Biological E gets drug controller’s nod for phase 2/3 trial of Covid vaccine on children

New Delhi : Hyderabad based pharmaceutical firm Biological E Limited has received approval from the Drugs Controller General of India (DCGI) to conduct phase 2/3 clinical trials of its ‘Made in India’ Covid-19 vaccine on children aged between 5 and 18 years with certain conditions, officials said.

The permission was granted on Wednesday night on the recommendation of the Subject Expert Committee (SEC) on Covid-19 drugs of the Central Drugs Standard Control Organisation (CDSCO).

Officials informed that the vaccine, Cobervax, will be tested across ten sites in the country.

The phase 2/3 study will be conducted under the title ‘A Prospective, Randomised, Double-blind, Placebo-controlled, Phase-2/3 Study to Evaluate Safety, Reactogenicity, Tolerability and Immunogenicity of Corbevax Vaccine in Children and Adolescents’, they added.

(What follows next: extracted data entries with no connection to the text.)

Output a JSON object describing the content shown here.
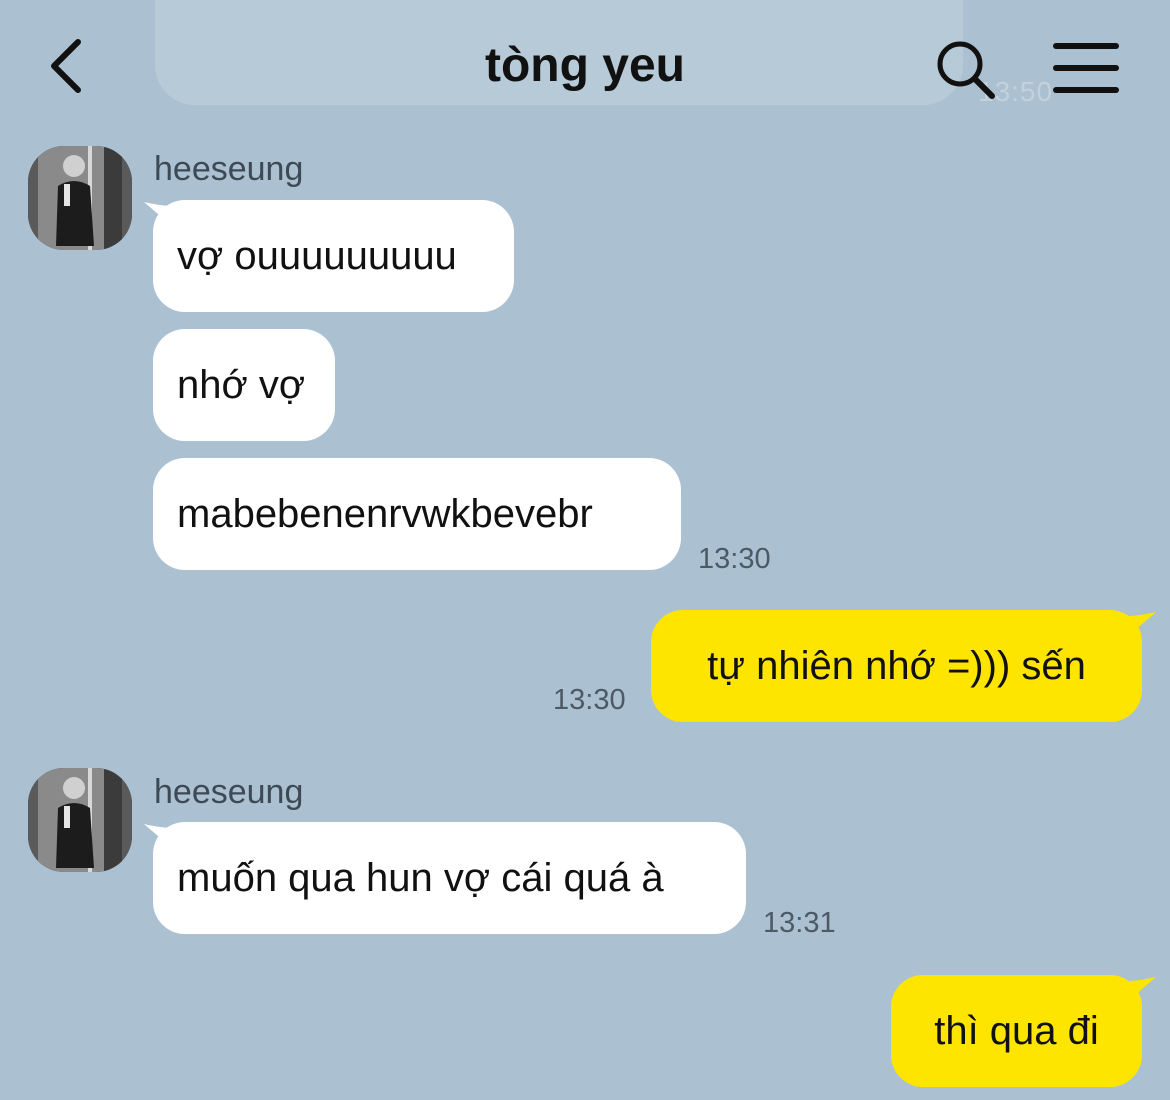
{
  "header": {
    "title": "tòng yeu",
    "back_icon": "chevron-left-icon",
    "search_icon": "search-icon",
    "menu_icon": "hamburger-menu-icon"
  },
  "ghost": {
    "time": "13:50"
  },
  "colors": {
    "background": "#abc1d2",
    "incoming_bubble": "#ffffff",
    "outgoing_bubble": "#fee500"
  },
  "messages": [
    {
      "direction": "in",
      "sender": "heeseung",
      "text": "vợ ouuuuuuuuu"
    },
    {
      "direction": "in",
      "text": "nhớ vợ"
    },
    {
      "direction": "in",
      "text": "mabebenenrvwkbevebr",
      "time": "13:30"
    },
    {
      "direction": "out",
      "text": "tự nhiên nhớ =))) sến",
      "time": "13:30"
    },
    {
      "direction": "in",
      "sender": "heeseung",
      "text": "muốn qua hun vợ cái quá à",
      "time": "13:31"
    },
    {
      "direction": "out",
      "text": "thì qua đi"
    }
  ]
}
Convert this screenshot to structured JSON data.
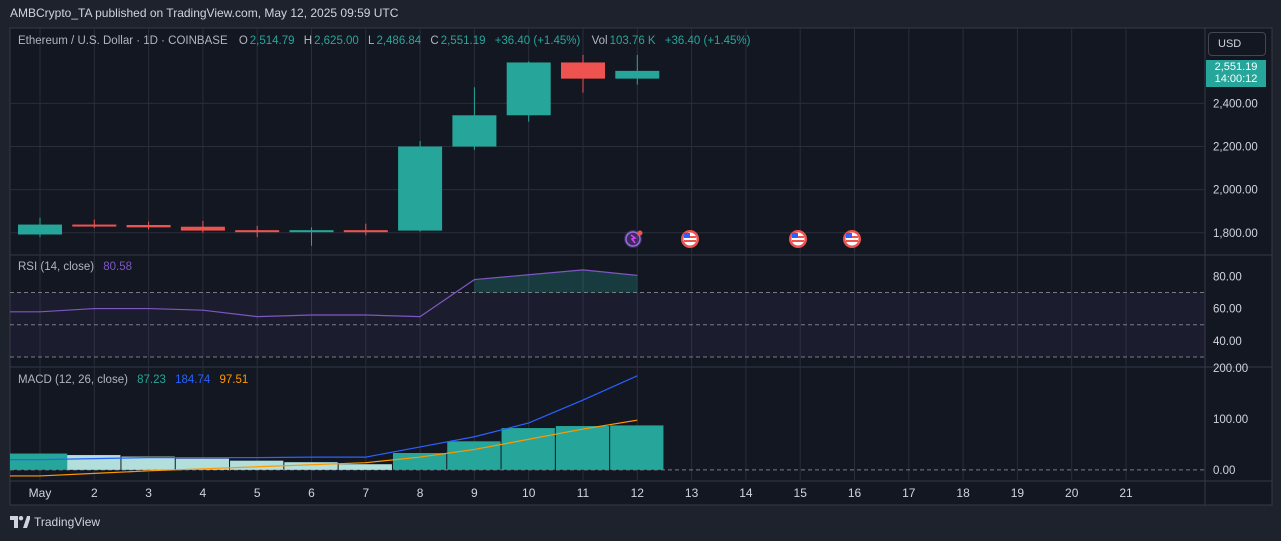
{
  "publisher_line": "AMBCrypto_TA published on TradingView.com, May 12, 2025 09:59 UTC",
  "footer": {
    "brand": "TradingView"
  },
  "header": {
    "symbol": "Ethereum / U.S. Dollar · 1D · COINBASE",
    "o_label": "O",
    "o_value": "2,514.79",
    "h_label": "H",
    "h_value": "2,625.00",
    "l_label": "L",
    "l_value": "2,486.84",
    "c_label": "C",
    "c_value": "2,551.19",
    "change": "+36.40 (+1.45%)",
    "vol_label": "Vol",
    "vol_value": "103.76 K",
    "vol_change": "+36.40 (+1.45%)"
  },
  "currency_button": "USD",
  "last_price": {
    "price": "2,551.19",
    "countdown": "14:00:12"
  },
  "rsi_legend": {
    "label": "RSI (14, close)",
    "value": "80.58"
  },
  "macd_legend": {
    "label": "MACD (12, 26, close)",
    "macd": "87.23",
    "signal": "184.74",
    "hist": "97.51"
  },
  "colors": {
    "background": "#1e222d",
    "up": "#26a69a",
    "down": "#ef5350",
    "rsi_line": "#7e57c2",
    "macd_line": "#2962ff",
    "signal_line": "#ff9800",
    "hist_light": "#b2dfdb"
  },
  "chart_data": [
    {
      "type": "candlestick",
      "title": "Ethereum / U.S. Dollar · 1D · COINBASE",
      "x": [
        "May",
        "2",
        "3",
        "4",
        "5",
        "6",
        "7",
        "8",
        "9",
        "10",
        "11",
        "12"
      ],
      "x_ticks": [
        "May",
        "2",
        "3",
        "4",
        "5",
        "6",
        "7",
        "8",
        "9",
        "10",
        "11",
        "12",
        "13",
        "14",
        "15",
        "16",
        "17",
        "18",
        "19",
        "20",
        "21"
      ],
      "open": [
        1792,
        1838,
        1836,
        1828,
        1812,
        1805,
        1812,
        1810,
        2200,
        2345,
        2590,
        2515
      ],
      "high": [
        1870,
        1861,
        1852,
        1855,
        1832,
        1825,
        1842,
        2225,
        2475,
        2595,
        2625,
        2625
      ],
      "low": [
        1780,
        1822,
        1815,
        1800,
        1780,
        1740,
        1788,
        1805,
        2185,
        2315,
        2450,
        2487
      ],
      "close": [
        1838,
        1836,
        1825,
        1810,
        1805,
        1812,
        1810,
        2200,
        2345,
        2590,
        2515,
        2551
      ],
      "y_ticks": [
        "2,400.00",
        "2,200.00",
        "2,000.00",
        "1,800.00"
      ],
      "ylim": [
        1720,
        2620
      ]
    },
    {
      "type": "line",
      "title": "RSI (14, close)",
      "x": [
        "May",
        "2",
        "3",
        "4",
        "5",
        "6",
        "7",
        "8",
        "9",
        "10",
        "11",
        "12"
      ],
      "values": [
        58,
        60,
        60,
        59,
        55,
        56,
        56,
        55,
        78,
        81,
        84,
        80.58
      ],
      "bands": [
        70,
        50,
        30
      ],
      "y_ticks": [
        "80.00",
        "60.00",
        "40.00"
      ],
      "ylim": [
        25,
        92
      ]
    },
    {
      "type": "bar",
      "title": "MACD (12, 26, close)",
      "x": [
        "May",
        "2",
        "3",
        "4",
        "5",
        "6",
        "7",
        "8",
        "9",
        "10",
        "11",
        "12"
      ],
      "series": [
        {
          "name": "MACD",
          "values": [
            20,
            22,
            24,
            24,
            24,
            25,
            25,
            45,
            65,
            92,
            137,
            184.74
          ]
        },
        {
          "name": "Signal",
          "values": [
            -12,
            -7,
            -2,
            2,
            6,
            10,
            14,
            25,
            40,
            60,
            80,
            97.51
          ]
        },
        {
          "name": "Histogram",
          "values": [
            32,
            29,
            26,
            22,
            18,
            15,
            11,
            33,
            56,
            82,
            86,
            87.23
          ]
        }
      ],
      "y_ticks": [
        "200.00",
        "100.00",
        "0.00"
      ],
      "ylim": [
        -20,
        200
      ]
    }
  ]
}
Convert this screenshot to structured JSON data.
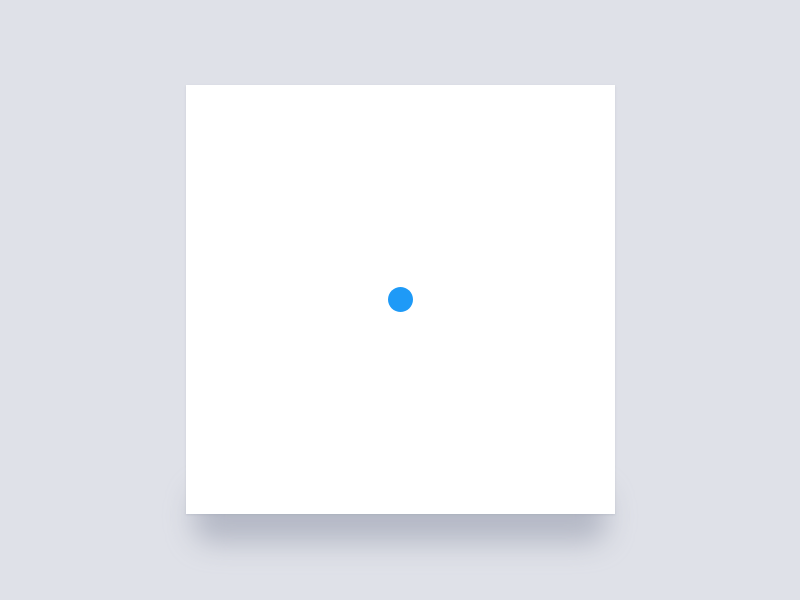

The government has made an advance payment of Rs 1,500 crore to Biological E for the 30 crore jabs of Cobervax. This would be the fourth vaccine to conduct trials on children in India after Bharat Biotech, Serum Institute and Zydus Cadila.

India has approved only one Covid-19 vaccine for individuals aged less than 18 years. Last month, indigenously developed Zydus Cadila’s needle-free COVID-19 vaccine ZyCoV-D had received Emergency Use Authorisation (EUA) from the drug regulator, making it the first vaccine to be administered in the age group of 12-18 years in the country.

Covaxin from Bharat Biotech is under phase 2/3 clinical trials for the age group of 2 to 18 years. The vaccine is already being authorised to 18 above population under the national Covid-19 immunisation programme.